Comforting orzo cooked with mushrooms, Parmesan, and herbs for a creamy, savory finish.
# What You'll Need:
→ Pasta & Grains
01 - 1 1/2 cups orzo pasta
→ Vegetables
02 - 2 tablespoons olive oil
03 - 1 small onion, finely chopped
04 - 2 garlic cloves, minced
05 - 10 oz cremini or button mushrooms, sliced
06 - 1/2 cup frozen peas (optional)
→ Liquids
07 - 4 cups vegetable broth, warmed
08 - 1/4 cup dry white wine (optional)
→ Dairy
09 - 1/2 cup freshly grated Parmesan cheese, plus extra for serving
10 - 2 tablespoons unsalted butter
→ Seasonings
11 - Salt, to taste
12 - Freshly ground black pepper, to taste
13 - 2 tablespoons chopped fresh parsley (optional)
# Steps to Follow:
01 - Heat olive oil in a large skillet over medium heat. Add chopped onion and cook until translucent, about 3 minutes.
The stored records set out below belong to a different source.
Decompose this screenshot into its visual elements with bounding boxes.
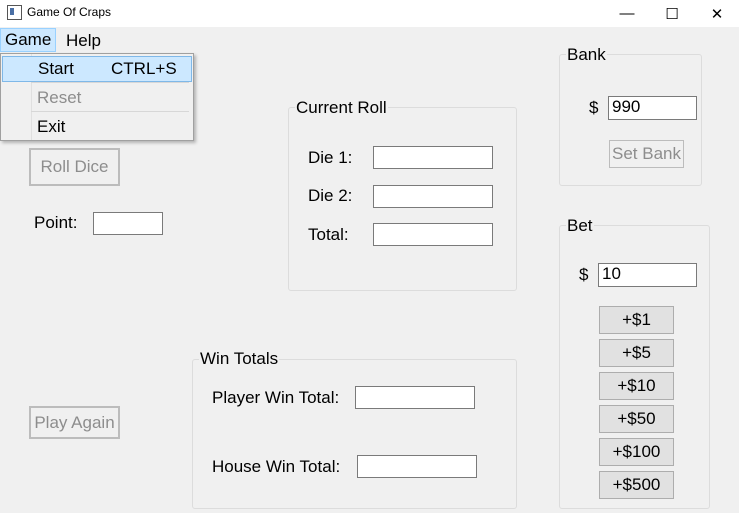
bet-currency-label: $ [579, 265, 589, 284]
roll-dice-button[interactable]: Roll Dice [29, 148, 120, 186]
menu-item-start-label: Start [38, 59, 74, 78]
die2-label: Die 2: [308, 186, 353, 205]
menu-item-exit[interactable]: Exit [2, 113, 190, 140]
game-menu-dropdown: Start CTRL+S Reset Exit [0, 53, 194, 141]
bank-currency-label: $ [589, 98, 599, 117]
play-again-button[interactable]: Play Again [29, 406, 120, 439]
window-title: Game Of Craps [27, 5, 112, 19]
close-button[interactable]: ✕ [694, 0, 739, 27]
minimize-button[interactable]: — [604, 0, 650, 27]
player-win-total-field[interactable] [355, 386, 475, 409]
set-bank-button[interactable]: Set Bank [609, 140, 684, 168]
player-win-total-label: Player Win Total: [212, 388, 340, 407]
menu-item-start[interactable]: Start CTRL+S [2, 56, 192, 82]
bet-plus-1-button[interactable]: +$1 [599, 306, 674, 334]
menu-bar [0, 27, 739, 52]
point-label: Point: [34, 213, 78, 232]
die1-label: Die 1: [308, 148, 353, 167]
bet-plus-50-button[interactable]: +$50 [599, 405, 674, 433]
maximize-button[interactable]: ☐ [649, 0, 695, 27]
menu-item-start-shortcut: CTRL+S [111, 59, 177, 78]
app-icon [7, 5, 22, 20]
menu-item-exit-label: Exit [37, 117, 66, 136]
menu-item-reset[interactable]: Reset [2, 84, 190, 111]
bet-plus-500-button[interactable]: +$500 [599, 471, 674, 499]
die1-field[interactable] [373, 146, 493, 169]
total-label: Total: [308, 225, 349, 244]
win-totals-group [192, 359, 517, 509]
menu-help[interactable]: Help [62, 29, 105, 53]
menu-game[interactable]: Game [0, 28, 57, 52]
bet-amount-field[interactable]: 10 [598, 263, 697, 287]
menu-divider [31, 111, 189, 112]
menu-item-reset-label: Reset [37, 88, 82, 107]
bet-plus-10-button[interactable]: +$10 [599, 372, 674, 400]
total-field[interactable] [373, 223, 493, 246]
menu-divider [31, 82, 189, 83]
bank-amount-field[interactable]: 990 [608, 96, 697, 120]
bank-title: Bank [566, 45, 607, 65]
bet-plus-100-button[interactable]: +$100 [599, 438, 674, 466]
current-roll-title: Current Roll [295, 98, 388, 118]
house-win-total-label: House Win Total: [212, 457, 341, 476]
win-totals-title: Win Totals [199, 349, 280, 369]
die2-field[interactable] [373, 185, 493, 208]
bet-title: Bet [566, 216, 594, 236]
point-field[interactable] [93, 212, 163, 235]
house-win-total-field[interactable] [357, 455, 477, 478]
bet-plus-5-button[interactable]: +$5 [599, 339, 674, 367]
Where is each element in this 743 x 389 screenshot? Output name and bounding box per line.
02 - Add minced garlic and sliced mushrooms to the skillet. Sauté until mushrooms are softened and lightly browned, approximately 5 to 6 minutes.
03 - Stir in the orzo and cook for 1 minute, allowing it to toast slightly.
04 - Pour in the white wine, if using, and cook until mostly absorbed.
05 - Add 1 cup of warm vegetable broth, stirring frequently. When the liquid is mostly absorbed, continue adding broth in 1/2-cup increments, stirring and allowing absorption each time.
06 - After about 10 minutes of cooking, stir in the frozen peas, if desired. Continue adding broth and stirring until the orzo is creamy and al dente, totaling 18 to 20 minutes.
07 - Remove from heat. Stir in unsalted butter and grated Parmesan until melted and the mixture is creamy. Season with salt and freshly ground black pepper to taste.
08 - Serve immediately, garnished with additional Parmesan and chopped parsley if preferred.